Том 8. Помпадуры и помпадурши. История одного города - Михаил Салтыков-Щедрин
Шрифт:
Интервал:
Закладка:
Ни наук, ни искусств он не знал; но если попадалась под руку книжка с картинками, то рассматривал ее с удовольствием. В особенности нравилась ему повесть о похождениях Робинзона Крузое на необитаемом острове (к счастью, изданная с картинками).
— Эту книгу, — выражался он, — всякий русский человек в настоящее время у себя на столе бессменно держать должен. Потому, кто может зараньше определить, на какой он остров попасть может? И сколько, теперича, есть в нашем отечестве городов, где ни хлеба испечь не умеют, ни супу сварить не из чего? А ежели кто эту книгу основательно знает, тот сам все сие и испечет, и сварит, а по времени, быть может, даже и других к употреблению подлинной пищи приспособит!
В администрации он был философ и был убежден, что самая лучшая администрация заключается в отсутствии таковой.

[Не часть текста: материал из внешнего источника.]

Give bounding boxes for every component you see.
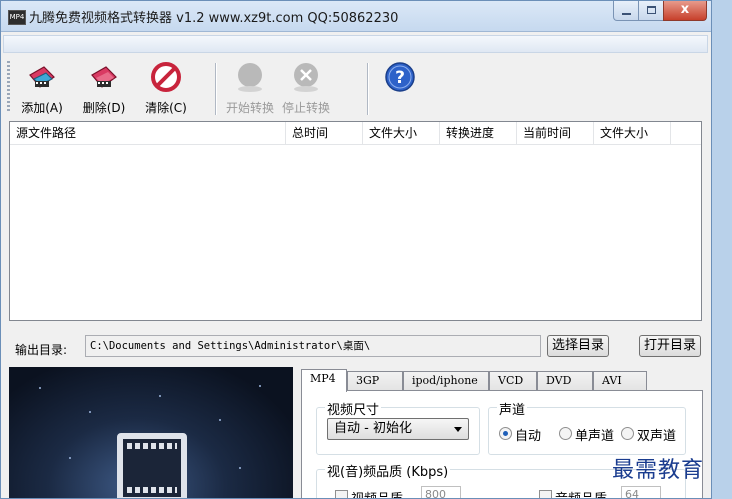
add-button-label: 添加(A) — [21, 101, 63, 115]
video-size-group: 视频尺寸 自动 - 初始化 — [316, 399, 480, 455]
column-source-path[interactable]: 源文件路径 — [10, 122, 286, 144]
column-progress[interactable]: 转换进度 — [440, 122, 517, 144]
channel-auto-radio[interactable] — [499, 427, 512, 440]
menu-bar — [3, 35, 708, 53]
channel-auto-label: 自动 — [515, 429, 542, 444]
window-title: 九腾免费视频格式转换器 v1.2 www.xz9t.com QQ:5086223… — [29, 11, 399, 26]
add-film-icon — [29, 66, 55, 88]
start-convert-label: 开始转换 — [225, 101, 274, 115]
audio-quality-input[interactable]: 64 — [621, 486, 661, 498]
toolbar-grip[interactable] — [7, 61, 10, 113]
video-size-title: 视频尺寸 — [325, 399, 382, 418]
choose-dir-button[interactable]: 选择目录 — [547, 335, 609, 357]
tab-ipod-iphone[interactable]: ipod/iphone — [403, 371, 489, 391]
channel-stereo-label: 双声道 — [637, 429, 677, 444]
title-bar[interactable]: MP4 九腾免费视频格式转换器 v1.2 www.xz9t.com QQ:508… — [1, 1, 711, 32]
quality-title: 视(音)频品质 (Kbps) — [325, 461, 451, 480]
minimize-button[interactable] — [613, 1, 639, 21]
stop-convert-button[interactable]: 停止转换 — [281, 59, 331, 119]
video-size-value: 自动 - 初始化 — [334, 421, 412, 436]
video-size-select[interactable]: 自动 - 初始化 — [327, 418, 469, 440]
channel-mono-label: 单声道 — [575, 429, 615, 444]
clear-button[interactable]: 清除(C) — [141, 59, 191, 119]
tab-dvd[interactable]: DVD — [537, 371, 593, 391]
column-total-time[interactable]: 总时间 — [286, 122, 363, 144]
channel-stereo-radio[interactable] — [621, 427, 634, 440]
channel-title: 声道 — [497, 399, 528, 418]
open-dir-button[interactable]: 打开目录 — [639, 335, 701, 357]
video-preview — [9, 367, 293, 498]
maximize-icon — [647, 6, 656, 14]
output-dir-field[interactable]: C:\Documents and Settings\Administrator\… — [85, 335, 541, 357]
column-output-size[interactable]: 文件大小 — [594, 122, 671, 144]
file-list-header: 源文件路径 总时间 文件大小 转换进度 当前时间 文件大小 — [10, 122, 701, 145]
output-dir-label: 输出目录: — [15, 343, 68, 357]
minimize-icon — [622, 13, 631, 15]
tab-avi[interactable]: AVI — [593, 371, 647, 391]
add-button[interactable]: 添加(A) — [17, 59, 67, 119]
column-file-size[interactable]: 文件大小 — [363, 122, 440, 144]
help-icon: ? — [385, 62, 415, 92]
audio-quality-label: 音频品质 — [555, 488, 607, 498]
tab-vcd[interactable]: VCD — [489, 371, 537, 391]
chevron-down-icon — [454, 427, 462, 432]
start-convert-icon — [238, 63, 262, 92]
toolbar-separator — [215, 63, 217, 115]
watermark-text: 最需教育 — [612, 458, 705, 483]
clear-button-label: 清除(C) — [145, 101, 187, 115]
video-quality-input[interactable]: 800 — [421, 486, 461, 498]
file-list[interactable]: 源文件路径 总时间 文件大小 转换进度 当前时间 文件大小 — [9, 121, 702, 321]
delete-button[interactable]: 删除(D) — [79, 59, 129, 119]
delete-film-icon — [91, 66, 117, 88]
close-button[interactable]: x — [663, 1, 707, 21]
start-convert-button[interactable]: 开始转换 — [225, 59, 275, 119]
help-glyph: ? — [395, 68, 405, 88]
video-quality-label: 视频品质 — [351, 488, 403, 498]
app-window: MP4 九腾免费视频格式转换器 v1.2 www.xz9t.com QQ:508… — [0, 0, 712, 499]
app-icon: MP4 — [8, 10, 26, 25]
film-logo-icon — [117, 433, 187, 498]
help-button[interactable]: ? — [375, 59, 425, 119]
stop-convert-label: 停止转换 — [281, 101, 330, 115]
delete-button-label: 删除(D) — [82, 101, 126, 115]
column-current-time[interactable]: 当前时间 — [517, 122, 594, 144]
toolbar: 添加(A) 删除(D) 清除(C) 开始转换 停止转换 ? — [3, 55, 708, 119]
channel-group: 声道 自动 单声道 双声道 — [488, 399, 686, 455]
audio-quality-checkbox[interactable] — [539, 490, 552, 498]
stop-convert-icon — [294, 63, 318, 92]
maximize-button[interactable] — [638, 1, 664, 21]
channel-mono-radio[interactable] — [559, 427, 572, 440]
tab-3gp[interactable]: 3GP — [347, 371, 403, 391]
tab-mp4[interactable]: MP4 — [301, 369, 347, 392]
close-icon: x — [680, 2, 690, 17]
video-quality-checkbox[interactable] — [335, 490, 348, 498]
clear-no-icon — [151, 62, 181, 92]
window-controls: x — [613, 1, 707, 21]
toolbar-separator — [367, 63, 369, 115]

— Ежели я живу смирно и лишнего не выдумываю, — внушал он своему письмоводителю, — то и все прочие будут смирно жить. Ежели же я буду выдумывать, а тем паче писать, то непременно что-нибудь выдумаю: либо утеснение, либо просто глупость. А тогда и прочие начнут выдумывать, и выйдет у нас смятение, то есть кавардак.
Этого мало: он даже полагал (и, быть может, не без основания), что в каждой занумерованной и писанной на бланке бумаге непременно заключается чья-нибудь погибель, а потому принял себе за правило из десяти подаваемых ему к подпису бумаг подписывать только одну.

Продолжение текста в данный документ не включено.